Accueil > Publications > La Maison Sublime, l’École rabbinique & le Royaume Juif de Rouen > Le pogrom enclenché par la première croisade (1096)
Robert Courteheuse, successeur de Guillaume le Conquérant (mort en 1087), avait décidé de participer à la première Croisade lancée par le pape Urbain II, laissant en gage la Normandie à son frère Guillaume le Roux. La ferveur de ses Croisés ne tarda pas à se tourner contre les juifs.

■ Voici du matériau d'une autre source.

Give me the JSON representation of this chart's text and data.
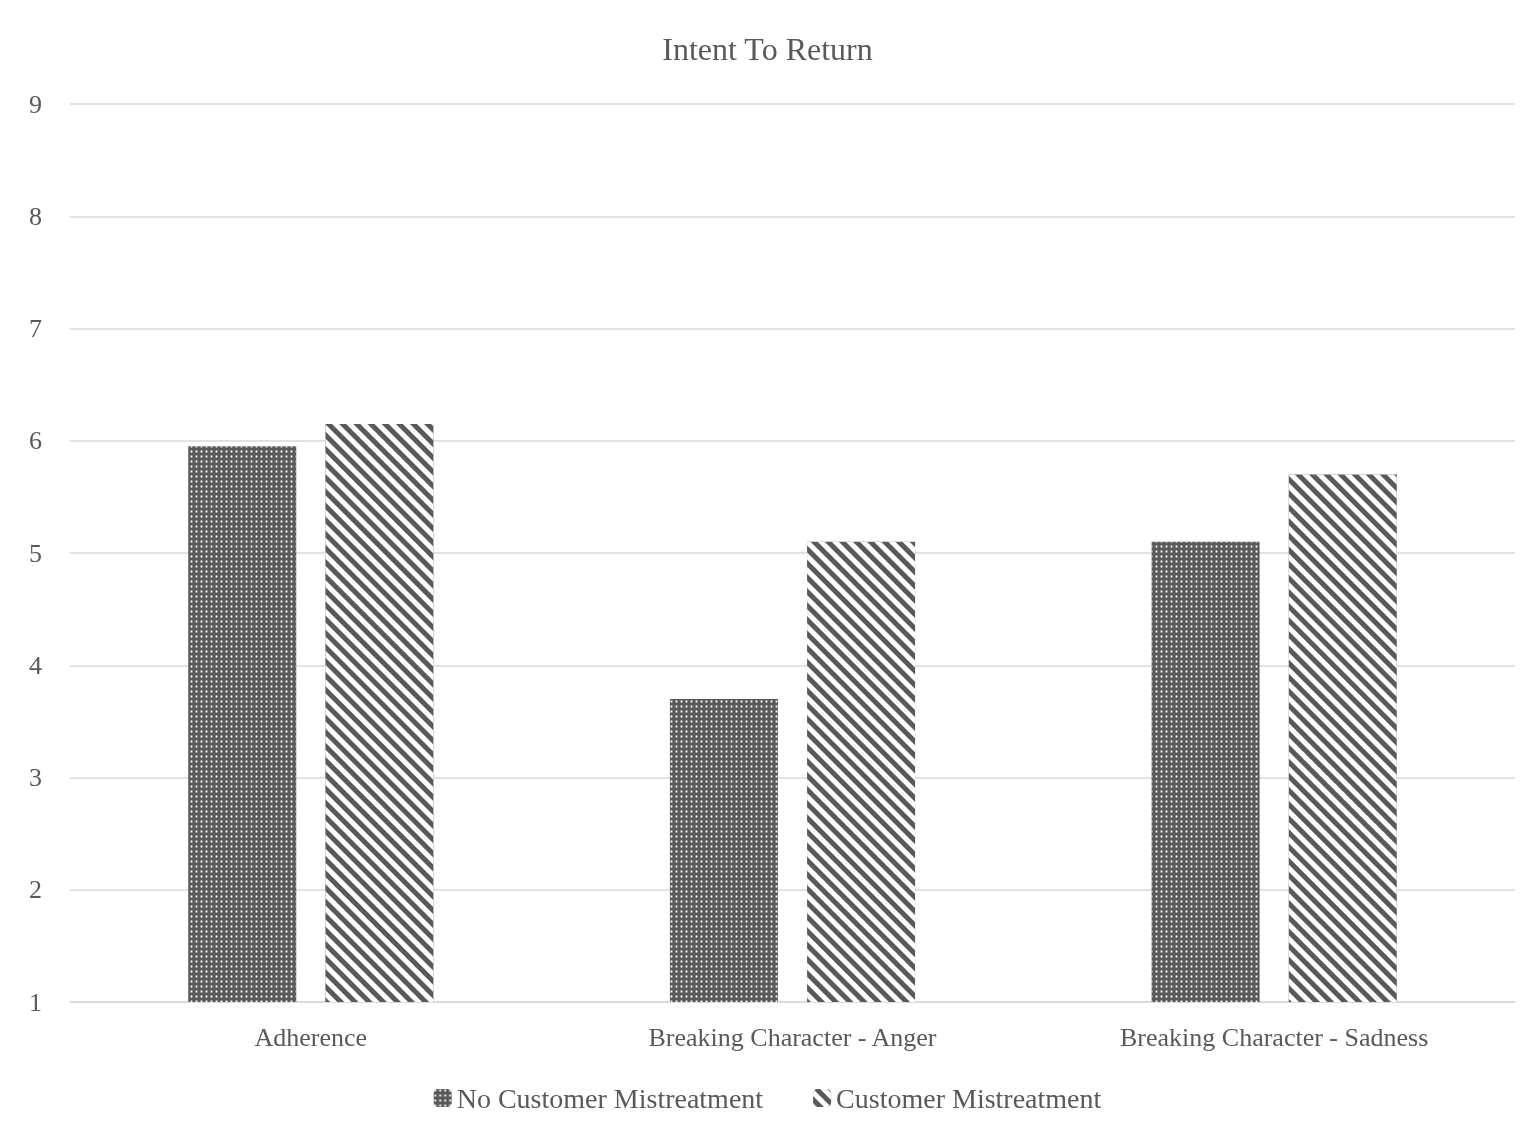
{
  "chart_data": {
    "type": "bar",
    "title": "Intent To Return",
    "categories": [
      "Adherence",
      "Breaking Character - Anger",
      "Breaking Character - Sadness"
    ],
    "series": [
      {
        "name": "No Customer Mistreatment",
        "color": "#595959",
        "values": [
          5.95,
          3.7,
          5.1
        ]
      },
      {
        "name": "Customer Mistreatment",
        "color": "#595959",
        "values": [
          6.15,
          5.1,
          5.7
        ]
      }
    ],
    "ylim": [
      1,
      9
    ],
    "yticks": [
      1,
      2,
      3,
      4,
      5,
      6,
      7,
      8,
      9
    ],
    "grid": "y",
    "legend": "bottom"
  }
}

Dès le départ de la Croisade, en septembre-octobre 1096, le clos-aux-juifs rouennais fut envahi et leurs habitants massacrés. Presque contemporain de l’événements, l’abbé Guibert de Nogent raconte que les Croisés rouennais se mirent un jour à relever la contradiction qu’il y avait à franchir de longues distances pour attaquer les ennemis de Dieu vers l’Orient, alors que les juifs, qui, de tous les peuples, sont les pires ennemis de Dieu, se trouvent devant nos yeux. Ceci équivaut à accomplir notre tâche à l’envers. Sur quoi, les Croisés emmenèrent de force les juifs dans un certain lieu de culte (…) et, sans distinction d’âge ou de sexe, les passèrent par les armes. Seuls y échappèrent ceux qui acceptèrent de se convertir. Un garçon, connu comme Guillaume le Juif, fut capturé par un noble, baptisé et élevé dans la religion chrétienne. Il devint moine à l’abbaye Saint-Germain-de-Fly et, abandonnant l’hébreu qui avait été sa première langue, rédigea même un traité en latin contre les juifs. Il est probable que, lors du pogrom de 1096, la synagogue et les institutions culturelles des juifs de Rouen ont été soit détruites, soit réaffectées à l’usage des chrétiens.
Des chroniqueurs contemporains comme Hugues de Flavigny ou Sigebert de Gembloux confirment que des pogroms comparables ont eu lieu un peu partout en France et en Allemagne, à Metz, Trèves, Cologne, Mayence, Prague et Ratisbonne.
Les persécutions rouennaises semblent s’être interrompues après le départ de la Croisade. En 1098 ou 1099, les juifs de Rouen qui avaient échappé au massacre supplièrent le roi Guillaume le Roux, qui assurait l’intérim de son frère Robert Courteheuse, d’accepter que les convertis de force reviennent à leur foi originelle. Ce que le roi accepta volontiers… moyennant finances.
Dès le règne d’Henri Ier Beauclerc (1100-1135), les juifs d’Angleterre et de Normandie eurent à nouveau le droit de posséder des terres, des revenus, des hypothèques, des biens matériels, d’avoir leurs tribunaux largement indépendants (sauf en cas de crimes), de jouir de toutes leurs libertés et coutumes et de vivre selon les préceptes de la loi juive. Cela ressort de la charte octroyée en 1201 par le roi Jean Sans Terre, qui ne fait que confirmer aux juifs de son royaume le droit de tenir de nous tout ce qu’ils tenaient du roi Henri, le père de notre grand-père. Parmi les droits énumérés dans cette charte, on trouve une exonération de tous les droits de péage et de douane, qui souligne le rôle que les juifs rouennais jouaient dans le commerce maritime entre l’Angleterre et la France.